Though the collision between the Indian and Eurasian tectonic plates millions of years ago remains the primary force behind the Himalayas’ growth, the research suggests that the Arun River plays a significant role in the continued elevation of Everest and its neighboring peaks, including Lhotse and Makalu, the fourth and fifth highest mountains in the world.
Using GPS technology, the UCL team measured a consistent growth rate of about 2 millimeters per year for Everest. “We now have a better understanding of what’s driving it,” noted Dr. Matthew Fox, another co-author of the study.
The Arun River, originating in Tibet, flows through Nepal before merging with the Kosi and eventually joining the Ganges in India. Its steep gradient and forceful flow allow it to erode significant amounts of rock and soil, but its true power, the researchers believe, came after it “captured” another water system in Tibet around 89,000 years ago.
While the study offers new insights into Everest’s growth, some geologists remain cautious. Professor Hugh Sinclair of the University of Edinburgh, who was not involved in the research, noted that while the theory is plausible, uncertainties remain about the precise timescales and impacts of river erosion on such large mountain systems. “Predicting how river incision leads to surface uplift is extremely challenging, especially over vast distances,” he said.

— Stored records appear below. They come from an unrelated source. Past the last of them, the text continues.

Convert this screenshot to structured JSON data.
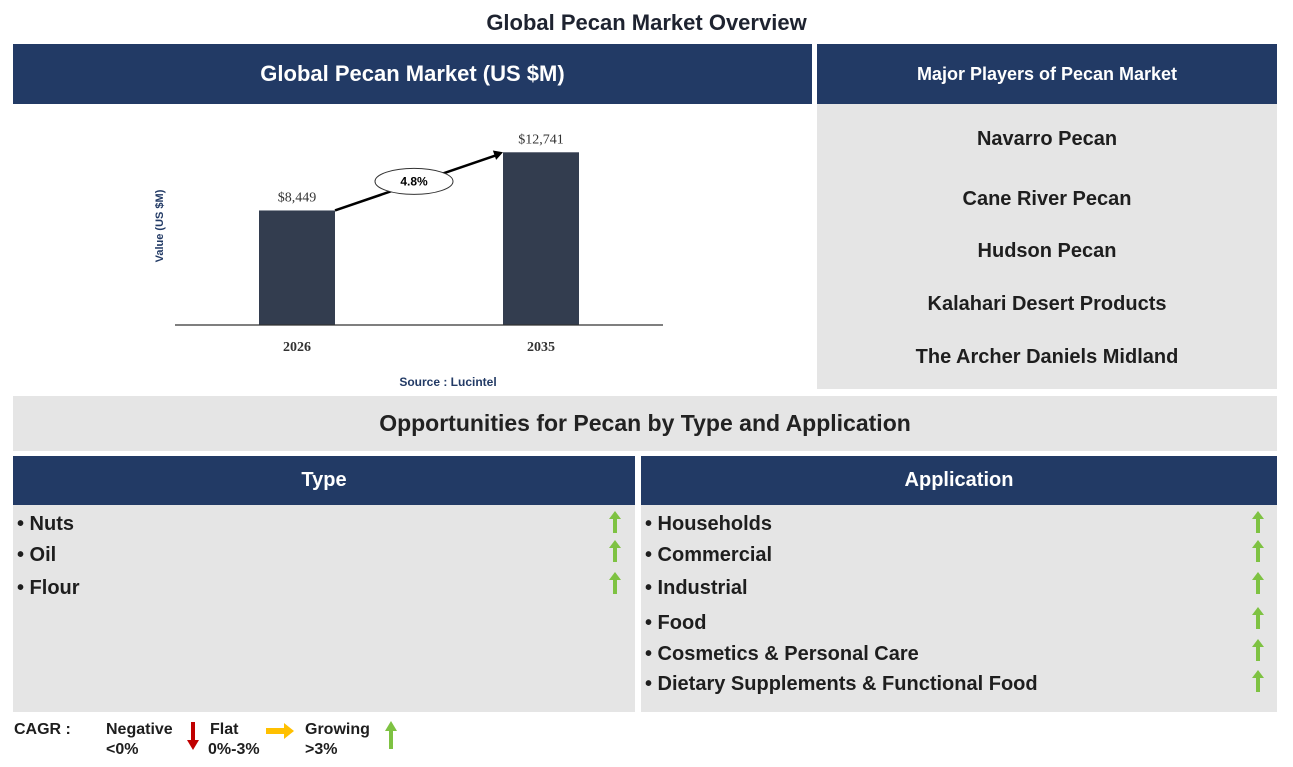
{
  "page_title": "Global Pecan Market Overview",
  "chart_header": "Global Pecan Market (US $M)",
  "players": {
    "header": "Major Players of Pecan Market",
    "items": [
      "Navarro Pecan",
      "Cane River Pecan",
      "Hudson Pecan",
      "Kalahari Desert Products",
      "The Archer Daniels Midland"
    ]
  },
  "opportunities_title": "Opportunities for Pecan by Type and Application",
  "type": {
    "header": "Type",
    "items": [
      "• Nuts",
      "• Oil",
      "• Flour"
    ]
  },
  "application": {
    "header": "Application",
    "items": [
      "• Households",
      "• Commercial",
      "• Industrial",
      "• Food",
      "• Cosmetics & Personal Care",
      "• Dietary Supplements & Functional Food"
    ]
  },
  "legend": {
    "cagr_label": "CAGR :",
    "negative_label": "Negative",
    "negative_range": "<0%",
    "flat_label": "Flat",
    "flat_range": "0%-3%",
    "growing_label": "Growing",
    "growing_range": ">3%"
  },
  "colors": {
    "navy": "#223a65",
    "bar": "#333d4f",
    "panel_gray": "#e5e5e5",
    "up_green": "#7ec242",
    "down_red": "#c00000",
    "flat_yellow": "#ffc000"
  },
  "icons": {
    "growing": "up-arrow-icon",
    "negative": "down-arrow-icon",
    "flat": "right-arrow-icon"
  },
  "chart_data": {
    "type": "bar",
    "categories": [
      "2026",
      "2035"
    ],
    "values": [
      8449,
      12741
    ],
    "value_labels": [
      "$8,449",
      "$12,741"
    ],
    "ylabel": "Value (US $M)",
    "cagr_label": "4.8%",
    "source": "Source : Lucintel",
    "ylim": [
      0,
      13500
    ]
  }
}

Despite these uncertainties, the study highlights the dynamic nature of the Earth’s surface, where the interplay between erosion and tectonic forces shapes some of the planet’s most iconic landmarks. Dr. Xu Han, lead author of the study, remarked, “The changing height of Mount Everest shows how complex and active the Earth’s surface can be.” This discovery underscores how the forces of nature, even a distant river, can influence the world’s tallest peak in ways previously unimagined.